JaMarcus Russell and his agents have been in steady talks with the Raiders on a contract that could be worth nearly $60 million and include $25 million in guaranteed money. The deal is said to be so complex that no fewer than six members of Oakland's front office have been called in to work the details out.
Getting Russell into camp on time would be a major bonus for first-year head coach Lane Kiffin, who has generated plenty of optimism in his first few months on the job.
The Raiders have plenty of reasons for their positive outlook to training camp. Chief among them:
New coach, new attitude: The Raiders were incredibly dysfunctional under Art Shell and there was a dark cloud that loomed over the team all season.
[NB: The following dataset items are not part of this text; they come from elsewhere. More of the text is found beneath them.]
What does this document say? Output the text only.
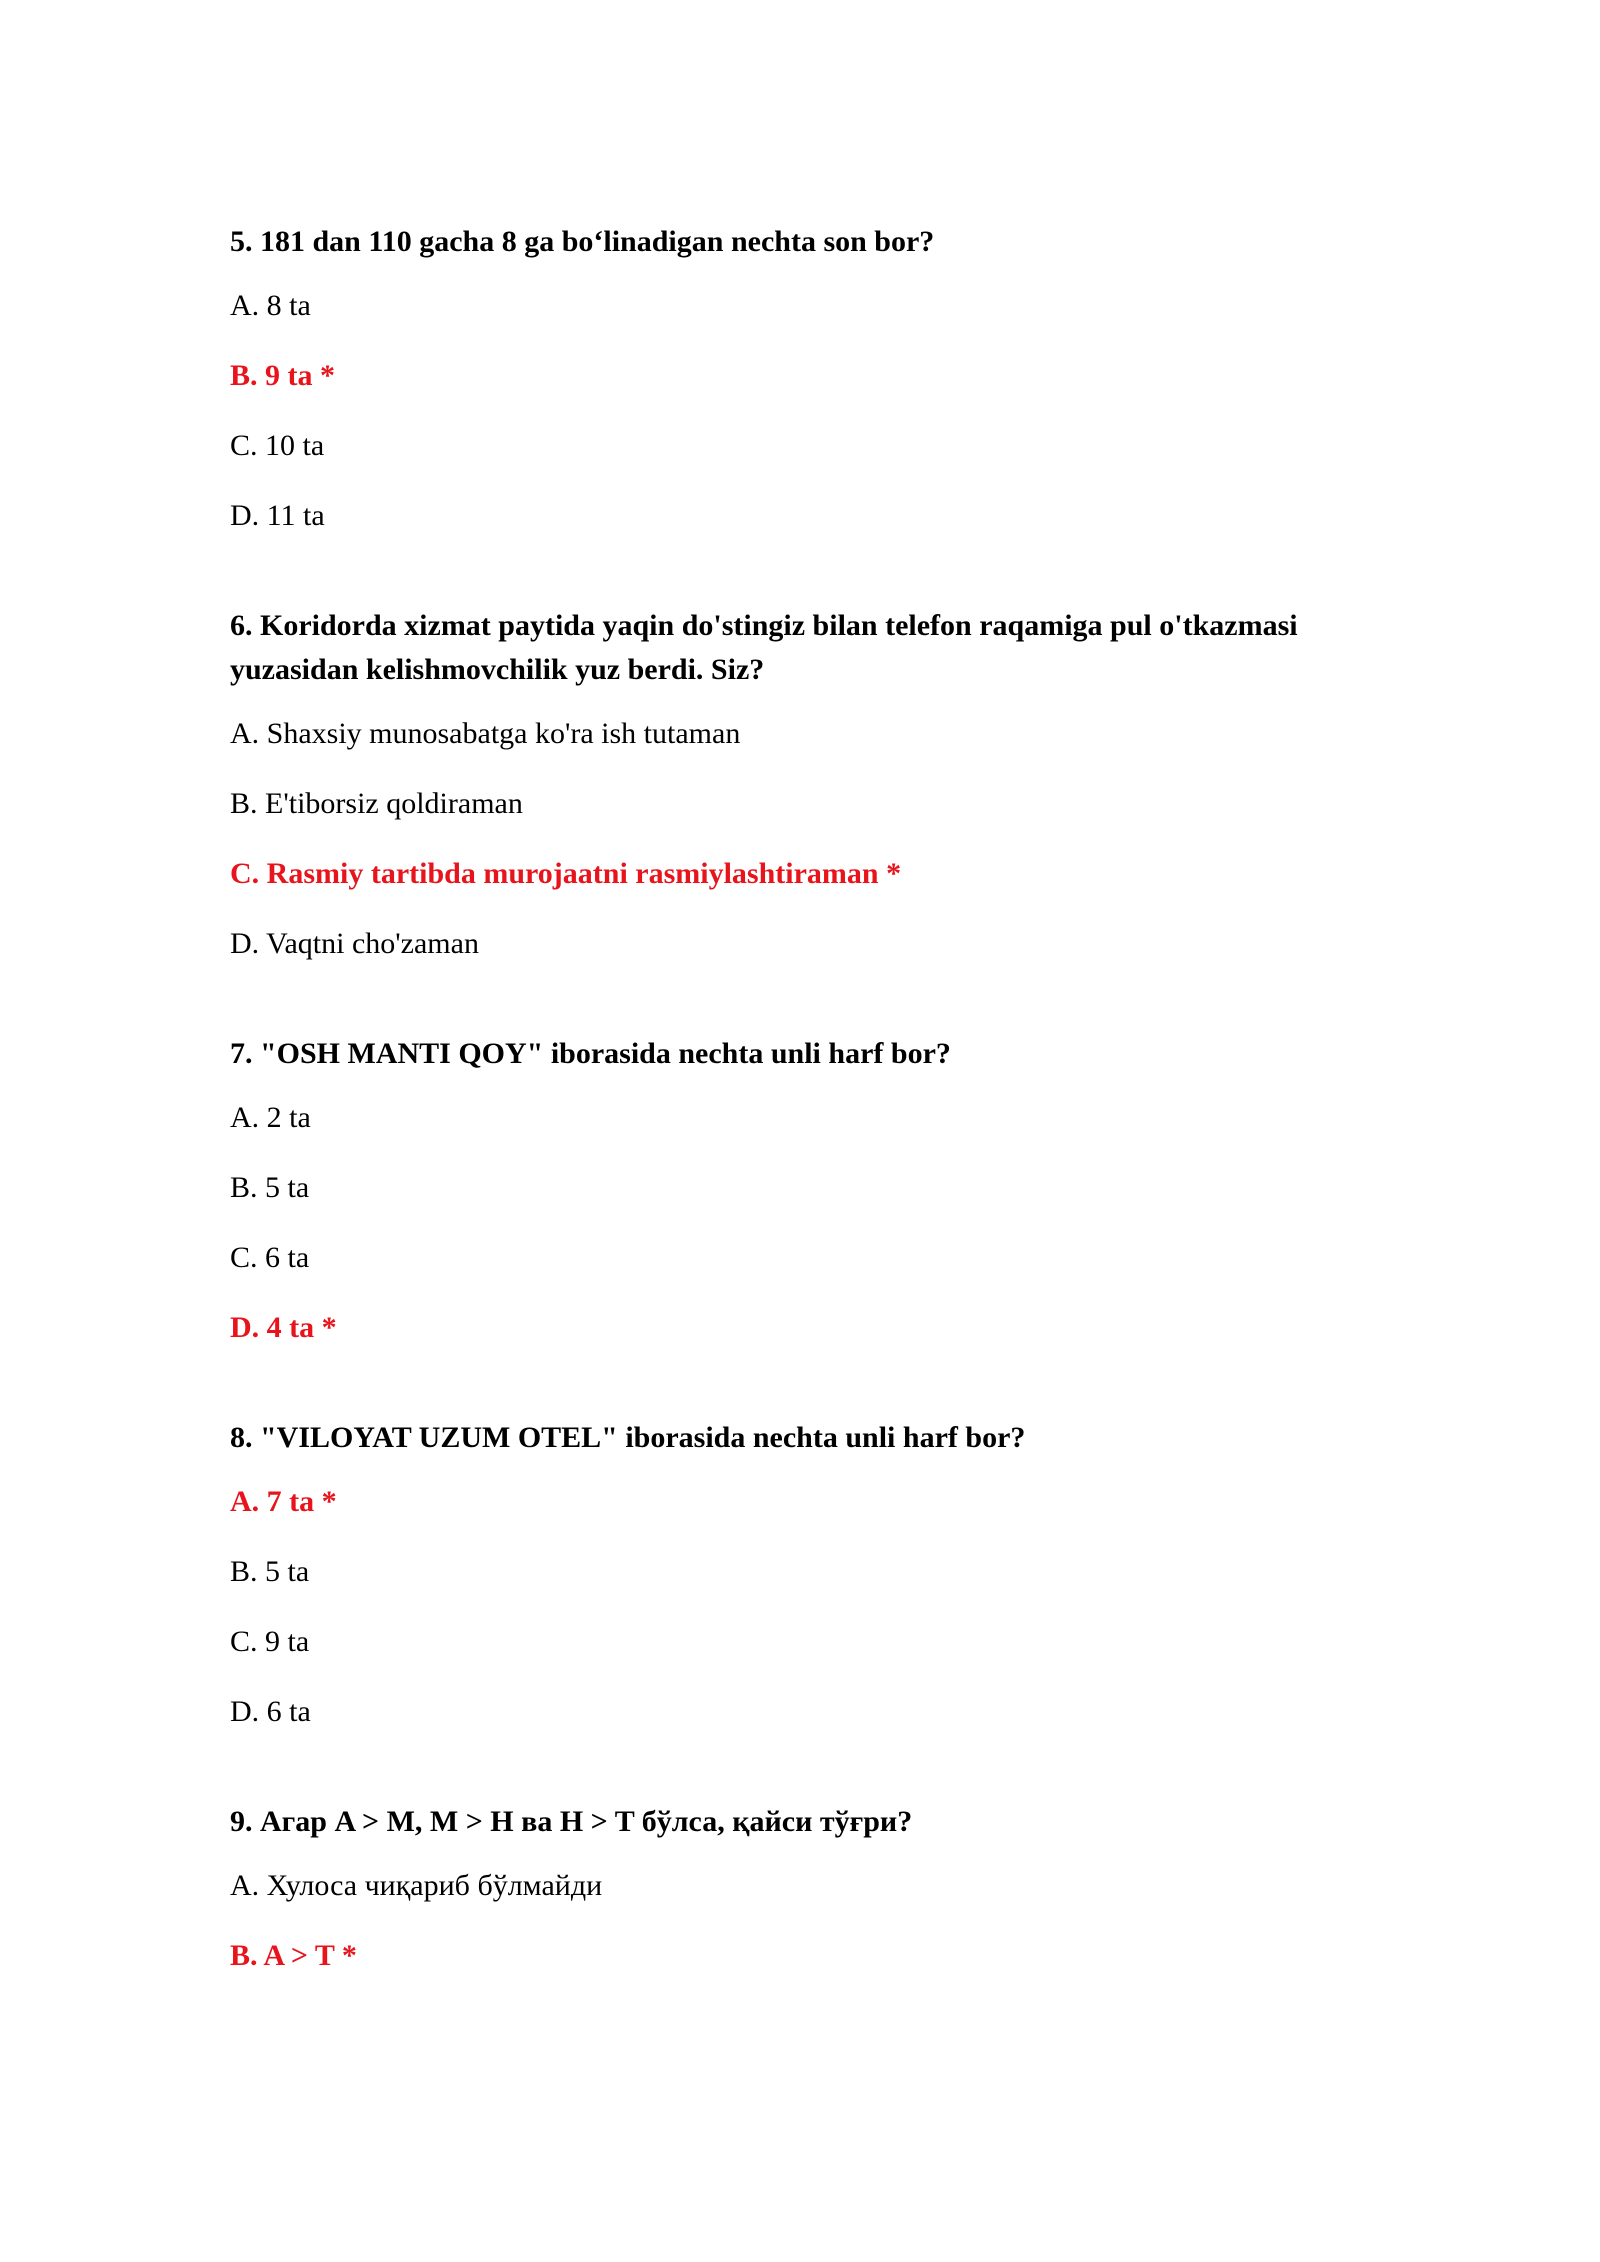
5. 181 dan 110 gacha 8 ga bo‘linadigan nechta son bor?

A. 8 ta

B. 9 ta *

C. 10 ta

D. 11 ta

6. Koridorda xizmat paytida yaqin do'stingiz bilan telefon raqamiga pul o'tkazmasi yuzasidan kelishmovchilik yuz berdi. Siz?

A. Shaxsiy munosabatga ko'ra ish tutaman

B. E'tiborsiz qoldiraman

C. Rasmiy tartibda murojaatni rasmiylashtiraman *

D. Vaqtni cho'zaman

7. "OSH MANTI QOY" iborasida nechta unli harf bor?

A. 2 ta

B. 5 ta

C. 6 ta

D. 4 ta *

8. "VILOYAT UZUM OTEL" iborasida nechta unli harf bor?

A. 7 ta *

B. 5 ta

C. 9 ta

D. 6 ta

9. Агар A > M, M > H ва H > T бўлса, қайси тўғри?

A. Хулоса чиқариб бўлмайди

B. A > T *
Kiffin is a breath of fresh air and he's brought an entirely different, upbeat vibe that's been missing in these parts for some time. None of that will mean much unless the team starts proving it can win games but it is a start and one that the majority of players on Oakland's roster have bought into. Having an up-to-date offense helps, too.
No quarterback crisis: Unlike a year ago, when Aaron Brooks and Andrew Walter were the only two QBs of note the team had, Oakland is much deeper and infinitely more talented at quarterback than it was in 2006.
Josh McCown is a solid QB who won't make the silly mistakes that both Brooks and Walter were guilty of, be it forcing throws into coverage or committing silly turnovers. McCown is no Joe Montana but he's good enough for what the Raiders are trying to accomplish. Having a rookie like Russell also helps improve the overall grade of Oakland quarterbacks.
Dominant defense is back: Defensive coordinator Rob Ryan has assembled an impressive group of players who helped mold the NFL's No. 3 defense a year ago, and -- with few exceptions -- most of those same players are back.
The key to keeping the defense running on all cylinders is getting some help from the offense. Oakland's defense was on the field far too much in 2006 and the entire unit seemed to wear down as the year moved along. Keeping them fresh is critical, because talent is not an issue.
Top kicking game: Some teams boast better place-kickers than the Raiders' Sebastian Janikowski but there's no arguing the fact that, as a tandem, he and punter Shane Lechler are the top duo in the league. That's huge when you have an offense that is as bad as Oakland's was last season, but both Jano and Lechler had sub-standard seasons.
Janikowski's problems are with the pressure kicks, not to mention the chip-shots. Lechler simply needs to stay consistent and healthy.